A resolution to begin a process to divest from companies that invest or operate in Israel was defeated by the University of Michigan student government in the early hours of Wednesday morning.
The proceedings were broadcast via the internet, with more than 2,000 watching, in addition to the 350 students sitting in the capacity auditorium. After a six-hour session, which included speeches by dozens of students, for and against, two Jewish professors and the anti-Israel journalist and author Max Blumenthal, who used the forum to repeatedly pitch his new book, the Central Student Government voted down the resolution, 25 to nine, with five abstentions.
The vote was taken by secret ballot, as some members of the CSG had said they were intimidated by proponents of the resolution at its previous meeting, where a decision was taken to table a vote “indefinitely.”
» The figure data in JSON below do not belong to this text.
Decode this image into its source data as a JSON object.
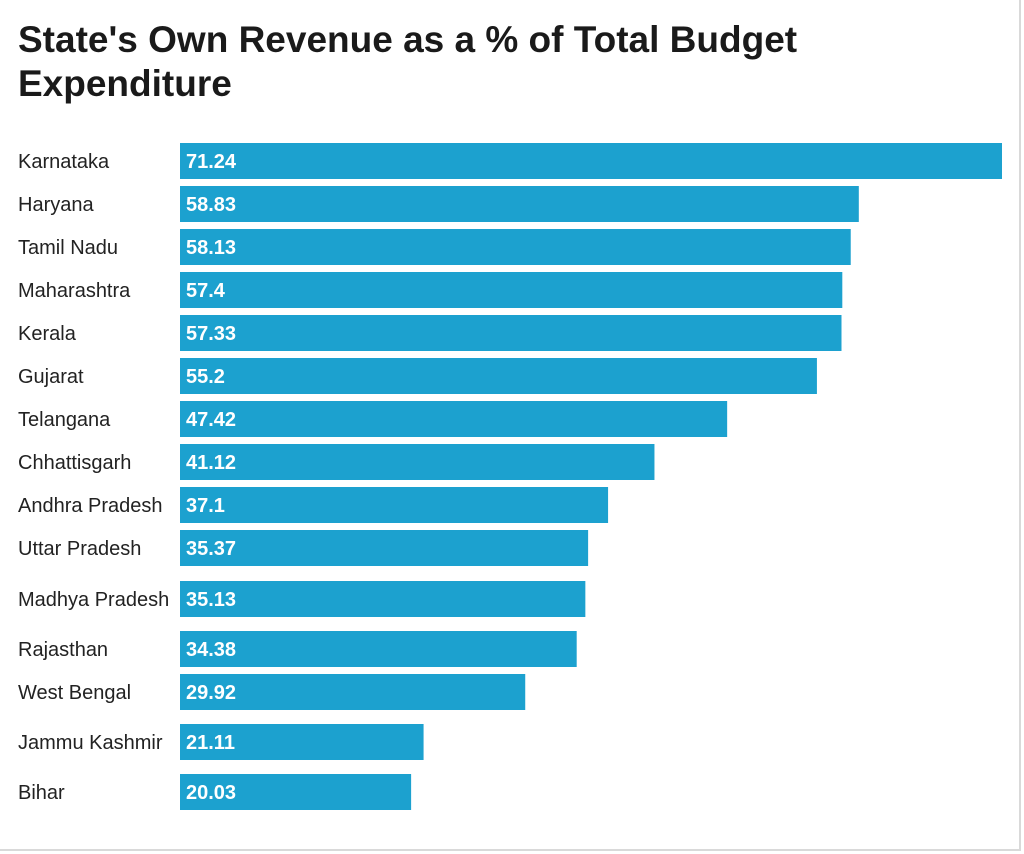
{
  "chart_data": {
    "type": "bar",
    "orientation": "horizontal",
    "title": "State's Own Revenue as a % of Total Budget Expenditure",
    "xlabel": "",
    "ylabel": "",
    "xlim": [
      0,
      71.24
    ],
    "grid": false,
    "bar_color": "#1ca1cf",
    "value_label_color": "#ffffff",
    "categories": [
      "Karnataka",
      "Haryana",
      "Tamil Nadu",
      "Maharashtra",
      "Kerala",
      "Gujarat",
      "Telangana",
      "Chhattisgarh",
      "Andhra Pradesh",
      "Uttar Pradesh",
      "Madhya Pradesh",
      "Rajasthan",
      "West Bengal",
      "Jammu Kashmir",
      "Bihar"
    ],
    "values": [
      71.24,
      58.83,
      58.13,
      57.4,
      57.33,
      55.2,
      47.42,
      41.12,
      37.1,
      35.37,
      35.13,
      34.38,
      29.92,
      21.11,
      20.03
    ],
    "value_labels": [
      "71.24",
      "58.83",
      "58.13",
      "57.4",
      "57.33",
      "55.2",
      "47.42",
      "41.12",
      "37.1",
      "35.37",
      "35.13",
      "34.38",
      "29.92",
      "21.11",
      "20.03"
    ]
  }
}
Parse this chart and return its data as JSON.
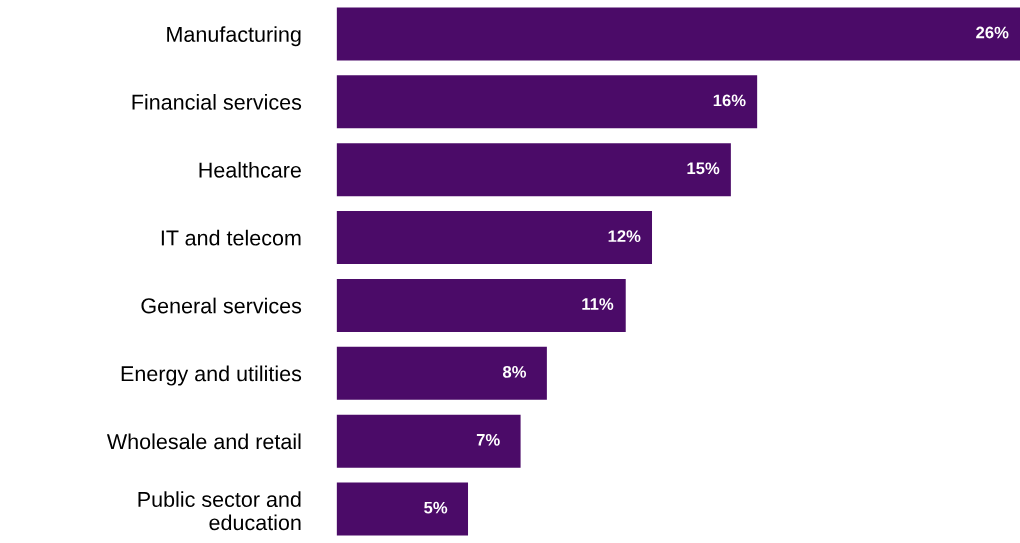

The Washington Free Beacon reported on Monday that at least one pro-Israel student “received death threats and that others have allegedly been called ‘kikes’ and ‘dirty Jews’” by proponents of the resolution who called for a “sit-in” of the CSG’s offices until the resolution was put back on the agenda for Tuesday night.
Molly Rosen, a University of Michigan senior who was at last week’s meeting, told The Algemeiner on Tuesday that while the student speaker “did a great job” of keeping order at the meeting, many students “definitely were feeling intimidated because of how they voted on the issue.”
“I, personally, was not scared, but I know many students who are now not willing to express opinions in class for fear of retribution on campus or on social media,” Rosen said.
Indeed, the #UMDivest hashtag on Twitter contained many slurs against Israel and mainly offered support for the proponents of the mission. The livestream broadcast of Tuesday night’s proceedings also had a chat function where students cracked jokes and mainly ridiculed speakers against the resolution.
The wording of the resolution that was voted down was modeled on those enacted against South Africa during the apartheid era. It would have called for the university to create a committee whose job would be to write a plan to divest school assets from international companies whose operations were considered to be harming Israel’s Arab population, especially in land claimed for a future state by the Palestinian Authority. Caterpillar, because of steamshovels supposedly used in demolishing homes, or General Electric, because of the turbines apparently used in Israeli aircraft, were two examples cited in speaker presentations.
One point that came out from law students who spoke against the resolution was that it was CSG’s role to only approve this type of resolution for consideration by the school’s financial office if it felt there was a wide consensus on the issue, but the divisiveness on campus spoke to the wide divide.
While a vote would have just been to write a report and divest from U.S. rather than even Israeli companies, the outcome would have been perceived as a victory for the large Muslim population at the school.